Grist to the Mill

21 October, 2004

BLYTON

The 1970s equivalent of Britney Spears, Kate Moss and Jade Goody didn’t people my thoughts when I was young (in ‘the olden days’). It’s sad to think of today’s pre-pubescent girls running around thinking of celebrity marriage break-ups (if this is what they do). The characters on my mental map were from stories. In truth, they’ve never really been away.

Hence, it’s still very easy to recall the Naughtiest Girl in the School, who couldn’t live without a record called “The Sea Piece” and who ordered a beautiful birthday cake for her friend, Joan (whose parents appeared to have forgotten about her). The delighted Joan then wrote to her folks to thank them for the lavish cake, which uncovered the deceit. In a fit of pique at being sent away from home to boarding school, Elizabeth the Naughtiest Girl defiantly poured a bottle of black ink over her white rug in an effort to get expelled. (She wasn’t, of course. In the best tradition of Enid Blyton, she realised the error of her unruly ways, made good, and went on to become head girl).

(Nostalgic sigh). Then there’s Billy Bunter of Greyfriars School. He was forever waiting for a postal order, and whenever his family sent him a cake he would cut a modest slice, replace it, and then eat the rest of the cake.

Malory Towers was a classic boarding school series. It had a swimming pool that could only be used when the tide was in, a French teacher who was unable to master English idioms, (she thought pebbles were a unit of weight), and a boy whose fingers resembled a bunch of bananas when he played the piano.

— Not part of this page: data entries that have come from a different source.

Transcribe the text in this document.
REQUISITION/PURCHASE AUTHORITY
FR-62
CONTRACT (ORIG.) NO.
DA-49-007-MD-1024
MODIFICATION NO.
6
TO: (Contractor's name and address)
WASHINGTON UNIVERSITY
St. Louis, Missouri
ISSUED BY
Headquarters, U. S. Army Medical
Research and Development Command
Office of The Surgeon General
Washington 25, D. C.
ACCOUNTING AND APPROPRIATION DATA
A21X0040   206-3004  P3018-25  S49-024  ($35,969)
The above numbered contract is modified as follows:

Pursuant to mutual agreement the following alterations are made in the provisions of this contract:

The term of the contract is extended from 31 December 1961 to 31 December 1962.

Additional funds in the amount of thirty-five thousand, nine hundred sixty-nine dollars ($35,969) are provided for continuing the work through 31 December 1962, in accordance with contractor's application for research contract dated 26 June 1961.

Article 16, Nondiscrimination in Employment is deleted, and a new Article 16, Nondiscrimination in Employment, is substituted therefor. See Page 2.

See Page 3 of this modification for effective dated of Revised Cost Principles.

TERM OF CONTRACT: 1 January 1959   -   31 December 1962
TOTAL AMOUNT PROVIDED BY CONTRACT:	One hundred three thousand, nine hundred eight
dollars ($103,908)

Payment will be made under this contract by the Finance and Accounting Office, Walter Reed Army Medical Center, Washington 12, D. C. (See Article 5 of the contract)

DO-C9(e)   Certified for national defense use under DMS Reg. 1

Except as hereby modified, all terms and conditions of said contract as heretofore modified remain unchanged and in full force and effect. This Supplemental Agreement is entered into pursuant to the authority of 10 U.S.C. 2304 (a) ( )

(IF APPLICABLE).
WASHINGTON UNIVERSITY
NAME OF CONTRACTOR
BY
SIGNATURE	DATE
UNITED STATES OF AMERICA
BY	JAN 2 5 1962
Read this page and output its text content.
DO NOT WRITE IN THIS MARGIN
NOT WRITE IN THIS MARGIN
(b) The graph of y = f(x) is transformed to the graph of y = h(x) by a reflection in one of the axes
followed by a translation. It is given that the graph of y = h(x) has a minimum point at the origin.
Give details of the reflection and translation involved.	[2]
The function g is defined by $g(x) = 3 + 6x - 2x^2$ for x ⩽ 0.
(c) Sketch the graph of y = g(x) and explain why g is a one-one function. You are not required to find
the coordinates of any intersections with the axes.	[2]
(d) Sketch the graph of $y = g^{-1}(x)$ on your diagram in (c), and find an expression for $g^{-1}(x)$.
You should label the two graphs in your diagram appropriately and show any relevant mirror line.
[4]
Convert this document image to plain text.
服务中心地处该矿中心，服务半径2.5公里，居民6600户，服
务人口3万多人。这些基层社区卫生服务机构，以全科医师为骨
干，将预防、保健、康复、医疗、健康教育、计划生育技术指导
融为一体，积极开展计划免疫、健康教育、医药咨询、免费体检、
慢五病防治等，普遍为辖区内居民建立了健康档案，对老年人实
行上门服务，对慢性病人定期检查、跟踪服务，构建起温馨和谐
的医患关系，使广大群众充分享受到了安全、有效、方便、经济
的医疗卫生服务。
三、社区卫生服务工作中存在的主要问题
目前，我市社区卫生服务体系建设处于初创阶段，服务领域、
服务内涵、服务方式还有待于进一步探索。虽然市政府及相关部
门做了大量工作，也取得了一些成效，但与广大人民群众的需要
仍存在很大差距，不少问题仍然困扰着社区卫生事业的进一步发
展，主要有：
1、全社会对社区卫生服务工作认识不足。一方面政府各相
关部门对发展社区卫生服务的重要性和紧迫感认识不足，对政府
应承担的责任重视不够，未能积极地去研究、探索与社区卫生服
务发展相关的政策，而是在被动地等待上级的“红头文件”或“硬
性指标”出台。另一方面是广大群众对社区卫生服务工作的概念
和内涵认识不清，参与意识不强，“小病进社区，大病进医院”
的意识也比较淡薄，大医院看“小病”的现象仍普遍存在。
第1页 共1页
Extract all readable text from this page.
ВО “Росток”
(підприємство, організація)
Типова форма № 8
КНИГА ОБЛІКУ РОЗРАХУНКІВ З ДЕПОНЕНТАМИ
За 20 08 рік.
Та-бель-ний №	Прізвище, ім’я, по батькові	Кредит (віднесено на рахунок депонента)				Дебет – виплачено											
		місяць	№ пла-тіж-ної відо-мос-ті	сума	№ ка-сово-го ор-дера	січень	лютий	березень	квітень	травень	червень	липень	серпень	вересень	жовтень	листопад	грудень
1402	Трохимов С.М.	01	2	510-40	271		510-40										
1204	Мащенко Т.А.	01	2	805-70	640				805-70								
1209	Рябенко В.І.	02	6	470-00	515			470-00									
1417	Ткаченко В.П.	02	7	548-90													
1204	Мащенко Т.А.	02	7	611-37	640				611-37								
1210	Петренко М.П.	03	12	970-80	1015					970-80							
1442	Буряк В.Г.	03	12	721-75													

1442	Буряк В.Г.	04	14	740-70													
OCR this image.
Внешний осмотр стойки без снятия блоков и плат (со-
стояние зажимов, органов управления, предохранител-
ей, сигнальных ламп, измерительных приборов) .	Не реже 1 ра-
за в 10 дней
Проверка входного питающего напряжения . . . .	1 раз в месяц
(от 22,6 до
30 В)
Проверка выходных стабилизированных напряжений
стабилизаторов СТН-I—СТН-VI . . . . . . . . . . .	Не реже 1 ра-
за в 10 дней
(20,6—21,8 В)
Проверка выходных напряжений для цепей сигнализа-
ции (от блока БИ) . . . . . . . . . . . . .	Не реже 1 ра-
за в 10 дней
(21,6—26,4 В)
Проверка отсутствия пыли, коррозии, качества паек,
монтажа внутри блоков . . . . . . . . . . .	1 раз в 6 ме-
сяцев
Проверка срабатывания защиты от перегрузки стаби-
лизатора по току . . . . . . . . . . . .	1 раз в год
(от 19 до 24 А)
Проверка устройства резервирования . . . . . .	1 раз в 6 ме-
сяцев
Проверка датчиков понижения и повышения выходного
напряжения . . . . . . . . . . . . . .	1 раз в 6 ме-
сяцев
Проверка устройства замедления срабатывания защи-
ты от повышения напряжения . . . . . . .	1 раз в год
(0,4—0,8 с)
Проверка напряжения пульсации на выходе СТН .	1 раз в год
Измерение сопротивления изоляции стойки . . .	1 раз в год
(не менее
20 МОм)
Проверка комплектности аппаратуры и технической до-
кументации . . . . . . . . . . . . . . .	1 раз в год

For me though, the pair that first kicked off Reading For Pleasure were Noddy and Big Ears. Unforgettable – their trip to the seaside, and illustrations of the two of them wearing ‘bathing costumes’. Unfortunately, Noddy and Big Ears’s maiden voyage to the coast was an unmitigated disaster. On the drive down, a suitcase parted company with the back of Noddy’s car. The day after, a giant crab bit Noddy on his big toe while he was paddling. They pitched their tent on the wrong part of the beach and, in the manner of King Cnut, spent a long time shouting “Go away!” at the incoming tide. The tide didn’t turn but in the end this was irrelevant – shortly afterwards a fierce gale ripped the tent from its pegs and carried it away into the starry night sky. I can recall the two of them returning home and remarking that, while holidays are nice, nothing beats getting home again.

It’s sad, but I’ll probably never enjoy another writer quite so much.